If this doesn’t cause you to pause, you either haven’t thought about it hard enough; or you have the steely nerves of a cage fighter.  A little anxiety would be the natural response to this level of responsibility.  This anxiety keeps us honest.  This anxiety reminds us of the significance of this work.  And, ultimately, the issue is not the anxiety, but how we choose to respond to it.

In simplistic terms, we tend to either work to overcome anxiety, or we flee from it: the well-known fight or flight response.  The energy associated with that anxiety, when harnessed to “fight” can be very powerful.  We often discover the very best of ourselves when we are deeply challenged.  The energy and focus that anxiety brings can become a catalyst, not only for the accomplishment of the task at hand, but for significant and lasting personal growth.  When you really challenge yourself, that encounter transforms you: you become something more than you were before.

Photo by Ravit Sages

Photo by Ravit Sages

I would argue all true knowledge contains this experiential component.  In contrast “book learning” is anemic by comparison, precisely because nothing is truly risked.  In the absence of the risk of failure, real growth can’t occur.  Nearly every hero myth and every fairy tale contains this truth: transforming into winners requires we risk failure, whether that’s fighting a dragon, outmaneuvering an evil stepmom or working to develop a group of difficult employees!

Similarly, when we elect to flee from people or situations that create anxiety for us, we miss an opportunity to expand ourselves.  Not only do we fail to grow, we may actually contract!  And the challenges don’t get easier as we move up the leadership ladder.  The dragon just gets bigger and scarier.  When we fail to press ourselves at earlier junctions in our career, we end up unprepared for future challenges.  But once we’re willing to take that leap, every challenge thereafter becomes a little bit easier.

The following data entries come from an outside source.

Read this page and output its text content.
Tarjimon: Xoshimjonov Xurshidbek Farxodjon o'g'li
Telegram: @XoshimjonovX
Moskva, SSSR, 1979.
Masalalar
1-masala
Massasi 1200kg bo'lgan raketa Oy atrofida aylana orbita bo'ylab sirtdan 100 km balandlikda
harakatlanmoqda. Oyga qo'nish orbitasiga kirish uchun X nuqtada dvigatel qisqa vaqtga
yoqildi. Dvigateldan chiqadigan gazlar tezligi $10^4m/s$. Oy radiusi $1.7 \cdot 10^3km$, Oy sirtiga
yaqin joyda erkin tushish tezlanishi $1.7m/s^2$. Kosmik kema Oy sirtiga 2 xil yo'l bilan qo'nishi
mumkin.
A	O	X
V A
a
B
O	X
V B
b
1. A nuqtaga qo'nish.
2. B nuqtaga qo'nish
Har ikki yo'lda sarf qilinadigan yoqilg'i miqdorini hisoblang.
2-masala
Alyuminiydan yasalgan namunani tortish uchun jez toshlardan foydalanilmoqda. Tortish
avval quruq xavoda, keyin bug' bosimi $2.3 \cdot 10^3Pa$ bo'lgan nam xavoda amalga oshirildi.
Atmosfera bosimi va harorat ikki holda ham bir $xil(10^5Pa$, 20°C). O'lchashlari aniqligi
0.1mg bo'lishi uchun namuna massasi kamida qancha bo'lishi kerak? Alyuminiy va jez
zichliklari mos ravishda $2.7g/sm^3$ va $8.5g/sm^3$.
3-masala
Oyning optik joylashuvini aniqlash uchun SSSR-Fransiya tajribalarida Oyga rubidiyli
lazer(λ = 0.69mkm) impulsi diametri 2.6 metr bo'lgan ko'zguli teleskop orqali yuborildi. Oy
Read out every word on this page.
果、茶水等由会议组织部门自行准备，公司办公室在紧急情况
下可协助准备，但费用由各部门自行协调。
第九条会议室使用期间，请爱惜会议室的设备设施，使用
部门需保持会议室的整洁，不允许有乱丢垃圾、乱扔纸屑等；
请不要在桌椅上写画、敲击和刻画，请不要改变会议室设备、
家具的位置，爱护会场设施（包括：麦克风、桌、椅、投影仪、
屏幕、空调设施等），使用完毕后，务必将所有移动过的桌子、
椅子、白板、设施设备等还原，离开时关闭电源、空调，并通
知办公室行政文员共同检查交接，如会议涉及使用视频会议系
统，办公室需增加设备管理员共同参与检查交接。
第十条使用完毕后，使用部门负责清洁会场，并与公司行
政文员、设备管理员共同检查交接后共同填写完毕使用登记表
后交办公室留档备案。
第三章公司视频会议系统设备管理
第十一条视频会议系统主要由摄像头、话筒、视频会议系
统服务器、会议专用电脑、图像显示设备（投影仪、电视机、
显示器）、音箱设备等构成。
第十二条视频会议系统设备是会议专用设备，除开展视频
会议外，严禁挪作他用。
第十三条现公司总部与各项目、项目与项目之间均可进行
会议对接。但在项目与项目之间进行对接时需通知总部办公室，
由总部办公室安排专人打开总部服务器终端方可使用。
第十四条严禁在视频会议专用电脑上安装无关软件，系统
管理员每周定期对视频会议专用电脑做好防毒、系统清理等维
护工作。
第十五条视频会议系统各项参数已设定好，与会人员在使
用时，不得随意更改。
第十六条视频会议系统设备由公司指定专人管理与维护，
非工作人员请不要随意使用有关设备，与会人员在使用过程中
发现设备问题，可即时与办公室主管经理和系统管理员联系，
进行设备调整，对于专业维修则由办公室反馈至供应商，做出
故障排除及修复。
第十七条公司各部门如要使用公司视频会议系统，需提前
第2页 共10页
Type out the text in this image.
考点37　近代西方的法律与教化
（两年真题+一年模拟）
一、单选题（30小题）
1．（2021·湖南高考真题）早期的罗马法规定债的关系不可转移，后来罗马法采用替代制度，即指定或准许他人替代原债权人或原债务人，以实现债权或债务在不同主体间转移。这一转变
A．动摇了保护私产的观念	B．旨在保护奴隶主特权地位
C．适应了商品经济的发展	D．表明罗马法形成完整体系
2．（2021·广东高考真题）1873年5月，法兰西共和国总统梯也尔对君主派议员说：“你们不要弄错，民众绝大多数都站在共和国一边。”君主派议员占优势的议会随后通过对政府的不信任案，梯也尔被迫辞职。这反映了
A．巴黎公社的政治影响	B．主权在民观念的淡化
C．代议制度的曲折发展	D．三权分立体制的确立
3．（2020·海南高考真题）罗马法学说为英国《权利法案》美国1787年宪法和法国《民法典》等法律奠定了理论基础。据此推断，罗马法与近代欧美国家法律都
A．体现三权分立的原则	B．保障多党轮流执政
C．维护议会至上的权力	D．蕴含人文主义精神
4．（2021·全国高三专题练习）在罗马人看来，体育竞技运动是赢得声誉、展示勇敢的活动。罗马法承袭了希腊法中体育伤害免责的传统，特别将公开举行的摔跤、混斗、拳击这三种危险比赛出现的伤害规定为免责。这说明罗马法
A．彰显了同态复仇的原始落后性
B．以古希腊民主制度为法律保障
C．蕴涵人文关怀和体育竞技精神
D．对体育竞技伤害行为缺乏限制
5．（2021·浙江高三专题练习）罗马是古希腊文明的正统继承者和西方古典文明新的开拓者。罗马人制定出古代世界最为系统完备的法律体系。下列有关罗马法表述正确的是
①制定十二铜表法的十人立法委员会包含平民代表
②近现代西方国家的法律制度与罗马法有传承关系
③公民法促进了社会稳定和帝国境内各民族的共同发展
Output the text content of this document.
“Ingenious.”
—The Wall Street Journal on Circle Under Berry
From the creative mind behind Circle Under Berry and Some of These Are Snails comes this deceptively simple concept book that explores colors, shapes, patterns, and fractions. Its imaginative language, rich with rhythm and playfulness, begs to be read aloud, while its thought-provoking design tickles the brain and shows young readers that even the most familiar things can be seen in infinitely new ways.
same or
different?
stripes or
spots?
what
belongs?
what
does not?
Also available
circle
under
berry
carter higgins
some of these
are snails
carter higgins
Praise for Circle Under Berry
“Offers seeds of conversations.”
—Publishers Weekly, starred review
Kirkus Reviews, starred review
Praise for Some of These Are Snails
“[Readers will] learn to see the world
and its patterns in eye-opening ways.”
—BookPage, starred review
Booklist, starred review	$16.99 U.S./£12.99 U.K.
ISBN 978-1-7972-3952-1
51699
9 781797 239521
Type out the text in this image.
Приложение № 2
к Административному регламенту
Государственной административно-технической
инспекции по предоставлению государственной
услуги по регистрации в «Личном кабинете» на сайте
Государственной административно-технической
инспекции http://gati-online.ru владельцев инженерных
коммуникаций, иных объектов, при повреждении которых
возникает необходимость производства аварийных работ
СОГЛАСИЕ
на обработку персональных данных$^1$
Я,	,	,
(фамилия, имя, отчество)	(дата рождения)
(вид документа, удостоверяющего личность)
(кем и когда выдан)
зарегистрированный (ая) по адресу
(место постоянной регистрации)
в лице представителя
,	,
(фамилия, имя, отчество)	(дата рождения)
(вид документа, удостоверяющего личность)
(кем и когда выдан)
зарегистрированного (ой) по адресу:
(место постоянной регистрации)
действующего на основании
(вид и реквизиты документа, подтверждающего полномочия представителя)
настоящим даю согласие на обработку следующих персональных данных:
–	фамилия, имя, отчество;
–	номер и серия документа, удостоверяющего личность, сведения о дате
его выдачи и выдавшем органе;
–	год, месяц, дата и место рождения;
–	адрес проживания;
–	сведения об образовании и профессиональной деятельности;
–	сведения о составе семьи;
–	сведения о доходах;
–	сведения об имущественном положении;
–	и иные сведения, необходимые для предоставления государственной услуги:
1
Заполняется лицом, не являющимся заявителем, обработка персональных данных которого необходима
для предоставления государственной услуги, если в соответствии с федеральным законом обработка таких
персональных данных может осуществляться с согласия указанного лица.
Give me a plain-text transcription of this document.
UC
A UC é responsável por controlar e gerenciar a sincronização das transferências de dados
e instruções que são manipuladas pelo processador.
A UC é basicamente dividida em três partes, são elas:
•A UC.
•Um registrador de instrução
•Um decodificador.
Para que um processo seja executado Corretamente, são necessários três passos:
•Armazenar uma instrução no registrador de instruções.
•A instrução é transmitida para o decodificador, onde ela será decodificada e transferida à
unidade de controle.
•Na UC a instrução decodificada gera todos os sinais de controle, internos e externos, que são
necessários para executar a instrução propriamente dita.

Note too that when we lead effectively, we become the catalyst for the transformation of our employees.  When we embrace the idea that their support and development is our job, then we create opportunities for their personal growth.  In effect, we share the anxiety of leading by putting developmental pressure on our direct reports to help foster their growth.  The anxiety that accompanies our understanding of the heavy burden placed on us as leaders is the same anxiety harnessed to create meaningful challenges for our team to spur their own development.  Most of us remember that one teacher we were fortunate to have in our lives, who made our lives a living hell, but, in so doing, helped us to grow in ways that were necessary and long-lasting for our development.

We are offered this opportunity every day to create an impact for our employees.  And this same opportunity becomes the chance for us to either continue to grow or to retreat from our role as a leader.  Every instance of growth prepares the leader for the next challenge; every retreat makes the next challenge more daunting.  Learning to appreciate the anxiety of leadership, and to harness that anxiety for growth, is the path of a good leader.  Good leaders have the opportunity to create unique impact, not only for their organizations, but for the employees they serve to support and develop.  No work you will undertake is more difficult; and no work you undertake will be as rewarding once you learn to accept the difficulty of the job and harness that challenge for the growth of both you and your team.